Russia is poised to introduce electronic military draft papers for the first time in its history in an effort to make it harder for men to avoid being drafted after the lower house of parliament gave its backing to the legislation on Tuesday.
The move is part of a wider push by Moscow to perfect a system it has used to bolster its military forces in Ukraine, though government officials say there are currently no plans to compel more men to fight in Ukraine where Moscow has suffered tens of thousands of casualties according to Western officials.
The new draft regime will close numerous loopholes exploited by draft dodgers and give Russia the organizational infrastructure to carry out a much more thorough and wider mobilization campaign if and when it decides to do so.
The new rules will also apply to Russia's regular conscription campaigns which take place twice a year for men aged 18 to 27.
The State Duma, the lower chamber, approved the necessary legislation in two separate votes at lightning speed on Tuesday with near unanimity.
Some lawmakers complained the changes were rushed through without giving them enough time to scrutinize the changes. They were criticized by some senior pro-Kremlin lawmakers for their minor public dissent.

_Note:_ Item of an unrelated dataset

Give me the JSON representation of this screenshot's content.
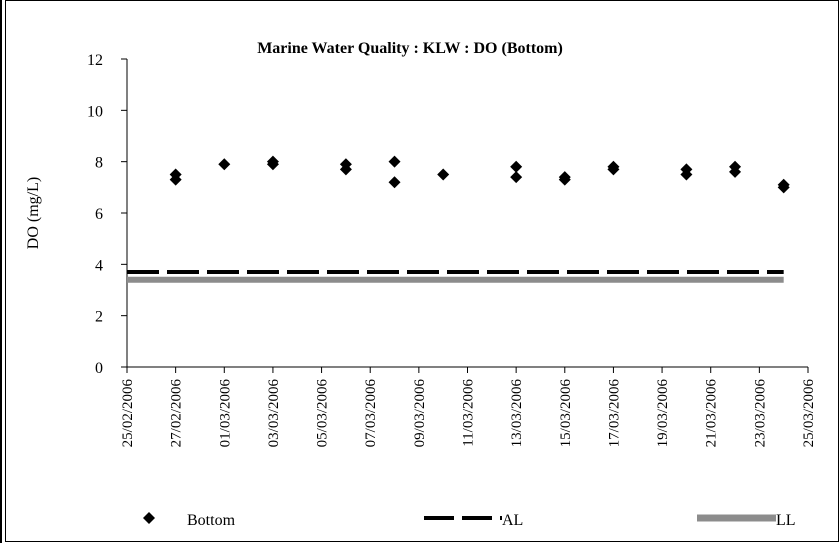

The changes still need to be approved by the upper house of parliament - which is also expected to vote in its favor by a large margin - and by President Vladimir Putin, before they take effect. Both steps are expected in the coming days.
Russia says it mobilized just over 300,000 men last year to help it prosecute what it calls its "special military operation" in Ukraine, but is now focused on trying to recruit professional volunteer soldiers via an advertising campaign.
"We need to perfect and modernize the military call-up system," Kremlin spokesman Dmitry Peskov told a news briefing on Tuesday before the votes, recalling "problems" experienced last year with the mobilization campaign.
The initial decision to introduce mobilization for the first time since World War Two prompted tens of thousands of draft age men to flee abroad, while some protests broke out - and were swiftly suppressed - in multiple Russian cities.
No second mobilization
Peskov dismissed suggestions that the digitalization plans might spark a further wave of panic and emigration among young male Russians keen to avoid having to fight in Ukraine.
"(This plan) is not connected to mobilization," he said, repeating previous assurances that there were no plans for a second wave of mobilization.
Under the current system, men targeted by military recruiters are hand delivered paper summons at their registered addresses or places of work which they are required to sign for personally.
Recruiters have sometimes struggled to deliver the papers and to know if they have the right address for a draftee.
Under the new proposals, summons will be sent electronically to a potential draftee's personal account on the main government portal. They would be considered delivered as soon as delivered electronically.
Under the legislation, citizens who fail to show up at the military enlistment office will be automatically banned from traveling abroad and face a raft of other restrictions to complicate their lives inside Russia.
The Kremlin last year pledged to fix "mistakes" in its initial mobilization campaign that saw men who were ineligible for the draft due to age or medical conditions being called up to fight in Ukraine.